Intelligent and Adaptive Monitoring

  • Dynamic Instrumentation: Enable detailed metrics for specific entities or operations on-demand without code changes
  • Environment-Aware Metrics: Automatically route metrics to Prometheus in Kubernetes, CloudWatch in AWS, or Azure Monitor in Azure
  • Built-in SLO Tracking: Define Service Level Objectives declaratively and automatically track error budgets

Developer and Operator Experience

  • Adding @Observed to a method automatically generates latency percentiles, error rates, and distributed trace spans
  • Every service exposes golden signals (latency, traffic, errors, saturation) out-of-the-box
  • Business metrics (entity ingestion rates, search performance) seamlessly correlate with system metrics
  • Self-documenting telemetry where metrics, traces, and logs tell a coherent operational story

DropWizard & JMX

We originally decided to use Dropwizard Metrics to export custom metrics to JMX, and then use Prometheus-JMX exporter to export all JMX metrics to Prometheus. This allows our code base to be independent of the metrics collection tool, making it easy for people to use their tool of choice. You can enable the agent by setting env variable ENABLE_PROMETHEUS to true for GMS and MAE/MCE consumers. Refer to this example docker-compose for setting the variables.

In our example docker-compose, we have configured prometheus to scrape from 4318 ports of each container used by the JMX exporter to export metrics. We also configured grafana to listen to prometheus and create useful dashboards. By default, we provide two dashboards: JVM dashboard and DataHub dashboard.

In the JVM dashboard, you can find detailed charts based on JVM metrics like CPU/memory/disk usage. In the DataHub dashboard, you can find charts to monitor each endpoint and the kafka topics. Using the example implementation, go to http://localhost:3001 to find the grafana dashboards! (Username: admin, PW: admin)

To make it easy to track various metrics within the code base, we created MetricUtils class. This util class creates a central metric registry, sets up the JMX reporter, and provides convenient functions for setting up counters and timers. You can run the following to create a counter and increment.

metricUtils.counter(this.getClass(),"metricName").increment();

You can run the following to time a block of code.

try(Timer.Context ignored=metricUtils.timer(this.getClass(),"timerName").timer()){
...block of code
}

Enable monitoring through docker-compose

We provide some example configuration for enabling monitoring in this directory.
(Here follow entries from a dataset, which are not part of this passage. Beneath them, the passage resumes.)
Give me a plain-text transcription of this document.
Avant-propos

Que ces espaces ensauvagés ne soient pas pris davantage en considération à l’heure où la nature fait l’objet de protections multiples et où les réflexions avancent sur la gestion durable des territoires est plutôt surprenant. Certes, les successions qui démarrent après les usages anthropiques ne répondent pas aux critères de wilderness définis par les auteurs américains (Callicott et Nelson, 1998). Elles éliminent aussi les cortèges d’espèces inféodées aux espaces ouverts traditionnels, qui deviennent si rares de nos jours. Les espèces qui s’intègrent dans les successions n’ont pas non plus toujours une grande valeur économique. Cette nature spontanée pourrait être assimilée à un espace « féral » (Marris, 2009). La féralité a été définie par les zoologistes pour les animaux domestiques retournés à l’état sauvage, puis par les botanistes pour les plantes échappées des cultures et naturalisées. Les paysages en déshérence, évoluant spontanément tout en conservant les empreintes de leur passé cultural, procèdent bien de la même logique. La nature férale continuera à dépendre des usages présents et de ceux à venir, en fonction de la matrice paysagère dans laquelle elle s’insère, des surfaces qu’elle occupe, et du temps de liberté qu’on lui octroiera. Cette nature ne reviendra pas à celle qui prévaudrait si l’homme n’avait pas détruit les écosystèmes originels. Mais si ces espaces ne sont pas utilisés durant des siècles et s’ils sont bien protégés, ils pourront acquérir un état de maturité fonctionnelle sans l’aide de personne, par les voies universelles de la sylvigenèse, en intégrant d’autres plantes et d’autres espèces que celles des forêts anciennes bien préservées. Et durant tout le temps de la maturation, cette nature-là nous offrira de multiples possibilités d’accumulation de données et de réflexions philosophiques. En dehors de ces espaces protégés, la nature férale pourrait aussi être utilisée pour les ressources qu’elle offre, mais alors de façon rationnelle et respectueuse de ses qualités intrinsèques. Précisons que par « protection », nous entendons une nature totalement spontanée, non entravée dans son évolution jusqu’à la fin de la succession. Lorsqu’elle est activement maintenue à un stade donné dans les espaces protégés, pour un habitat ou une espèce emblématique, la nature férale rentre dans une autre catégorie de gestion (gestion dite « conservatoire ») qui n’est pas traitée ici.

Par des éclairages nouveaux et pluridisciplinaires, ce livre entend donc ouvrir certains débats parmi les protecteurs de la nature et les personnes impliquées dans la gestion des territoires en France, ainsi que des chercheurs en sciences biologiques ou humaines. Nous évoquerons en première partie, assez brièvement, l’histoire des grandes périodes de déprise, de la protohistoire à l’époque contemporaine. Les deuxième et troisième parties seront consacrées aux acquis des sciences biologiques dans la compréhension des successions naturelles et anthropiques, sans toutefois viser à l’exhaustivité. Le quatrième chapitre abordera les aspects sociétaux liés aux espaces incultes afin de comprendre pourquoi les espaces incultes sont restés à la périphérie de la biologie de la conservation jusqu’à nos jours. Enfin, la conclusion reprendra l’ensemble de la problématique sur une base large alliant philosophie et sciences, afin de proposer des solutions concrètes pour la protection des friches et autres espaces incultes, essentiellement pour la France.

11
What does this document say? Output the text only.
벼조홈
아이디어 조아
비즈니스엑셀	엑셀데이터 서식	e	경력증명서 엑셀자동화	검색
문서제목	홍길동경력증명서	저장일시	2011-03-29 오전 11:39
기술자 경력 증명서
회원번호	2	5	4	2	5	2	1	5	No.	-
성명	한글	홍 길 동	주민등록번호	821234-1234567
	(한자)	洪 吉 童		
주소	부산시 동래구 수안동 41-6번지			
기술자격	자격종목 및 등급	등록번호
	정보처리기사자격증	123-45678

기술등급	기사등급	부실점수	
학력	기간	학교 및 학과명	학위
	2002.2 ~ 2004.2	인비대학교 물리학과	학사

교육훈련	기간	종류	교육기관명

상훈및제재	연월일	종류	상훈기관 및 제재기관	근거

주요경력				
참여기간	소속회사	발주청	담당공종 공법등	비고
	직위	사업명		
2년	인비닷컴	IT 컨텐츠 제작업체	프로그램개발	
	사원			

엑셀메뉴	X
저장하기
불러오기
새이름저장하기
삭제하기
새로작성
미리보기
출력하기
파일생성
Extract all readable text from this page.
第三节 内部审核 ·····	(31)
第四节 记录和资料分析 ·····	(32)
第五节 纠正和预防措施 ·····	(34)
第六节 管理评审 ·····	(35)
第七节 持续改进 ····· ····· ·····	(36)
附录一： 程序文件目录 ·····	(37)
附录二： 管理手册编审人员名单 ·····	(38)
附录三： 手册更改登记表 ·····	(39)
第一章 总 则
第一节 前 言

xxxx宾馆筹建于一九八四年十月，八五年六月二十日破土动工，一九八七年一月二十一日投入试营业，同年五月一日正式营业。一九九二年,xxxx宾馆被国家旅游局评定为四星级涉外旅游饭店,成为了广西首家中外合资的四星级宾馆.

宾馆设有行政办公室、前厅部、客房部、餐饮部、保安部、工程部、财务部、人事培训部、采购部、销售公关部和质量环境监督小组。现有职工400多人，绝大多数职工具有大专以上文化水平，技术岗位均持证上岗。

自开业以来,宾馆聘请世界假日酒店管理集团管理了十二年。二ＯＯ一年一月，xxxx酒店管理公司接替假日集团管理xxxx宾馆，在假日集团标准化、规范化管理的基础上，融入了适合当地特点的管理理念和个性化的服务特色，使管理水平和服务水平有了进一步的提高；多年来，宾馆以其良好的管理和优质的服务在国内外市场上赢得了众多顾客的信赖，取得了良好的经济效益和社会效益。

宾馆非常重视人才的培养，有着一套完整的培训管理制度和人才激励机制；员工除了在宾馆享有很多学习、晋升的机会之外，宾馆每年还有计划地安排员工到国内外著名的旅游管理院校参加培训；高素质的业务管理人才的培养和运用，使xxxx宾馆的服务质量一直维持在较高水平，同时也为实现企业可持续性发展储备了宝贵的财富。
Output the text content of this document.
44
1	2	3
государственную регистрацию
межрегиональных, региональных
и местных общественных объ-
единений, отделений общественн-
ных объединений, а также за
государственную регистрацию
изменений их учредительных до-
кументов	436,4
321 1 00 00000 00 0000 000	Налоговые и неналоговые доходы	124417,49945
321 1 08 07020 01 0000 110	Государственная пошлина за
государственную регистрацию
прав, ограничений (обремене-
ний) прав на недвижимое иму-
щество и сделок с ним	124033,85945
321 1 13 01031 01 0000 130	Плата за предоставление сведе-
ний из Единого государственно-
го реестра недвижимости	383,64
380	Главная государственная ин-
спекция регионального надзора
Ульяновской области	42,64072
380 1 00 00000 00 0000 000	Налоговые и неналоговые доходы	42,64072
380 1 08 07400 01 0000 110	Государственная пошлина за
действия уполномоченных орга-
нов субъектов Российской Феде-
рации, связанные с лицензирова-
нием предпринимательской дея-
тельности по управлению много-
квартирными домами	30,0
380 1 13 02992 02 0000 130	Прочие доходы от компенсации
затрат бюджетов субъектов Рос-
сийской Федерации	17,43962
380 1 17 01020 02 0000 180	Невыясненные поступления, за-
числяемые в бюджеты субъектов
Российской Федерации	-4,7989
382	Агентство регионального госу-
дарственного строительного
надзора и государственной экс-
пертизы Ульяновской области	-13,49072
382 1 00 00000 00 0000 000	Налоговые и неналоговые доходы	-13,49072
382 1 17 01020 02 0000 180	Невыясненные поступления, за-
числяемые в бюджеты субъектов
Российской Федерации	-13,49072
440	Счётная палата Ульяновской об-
Take a look at the docker-compose files, which adds necessary env variables to existing containers, and spawns new containers (Jaeger, Prometheus, Grafana).

You can add in the above docker-compose using the -f <<path-to-compose-file>> when running docker-compose commands. For instance,

docker-compose \
-f quickstart/docker-compose.quickstart.yml \
-f monitoring/docker-compose.monitoring.yml \
pull && \
docker-compose -p datahub \
-f quickstart/docker-compose.quickstart.yml \
-f monitoring/docker-compose.monitoring.yml \
up

We set up quickstart.sh, dev.sh, and dev-without-neo4j.sh to add the above docker-compose when MONITORING=true. For instance MONITORING=true ./docker/quickstart.sh will add the correct env variables to start collecting traces and metrics, and also deploy Jaeger, Prometheus, and Grafana. We will soon support this as a flag during quickstart.

Health check endpoint

For monitoring healthiness of your DataHub service, /admin endpoint can be used.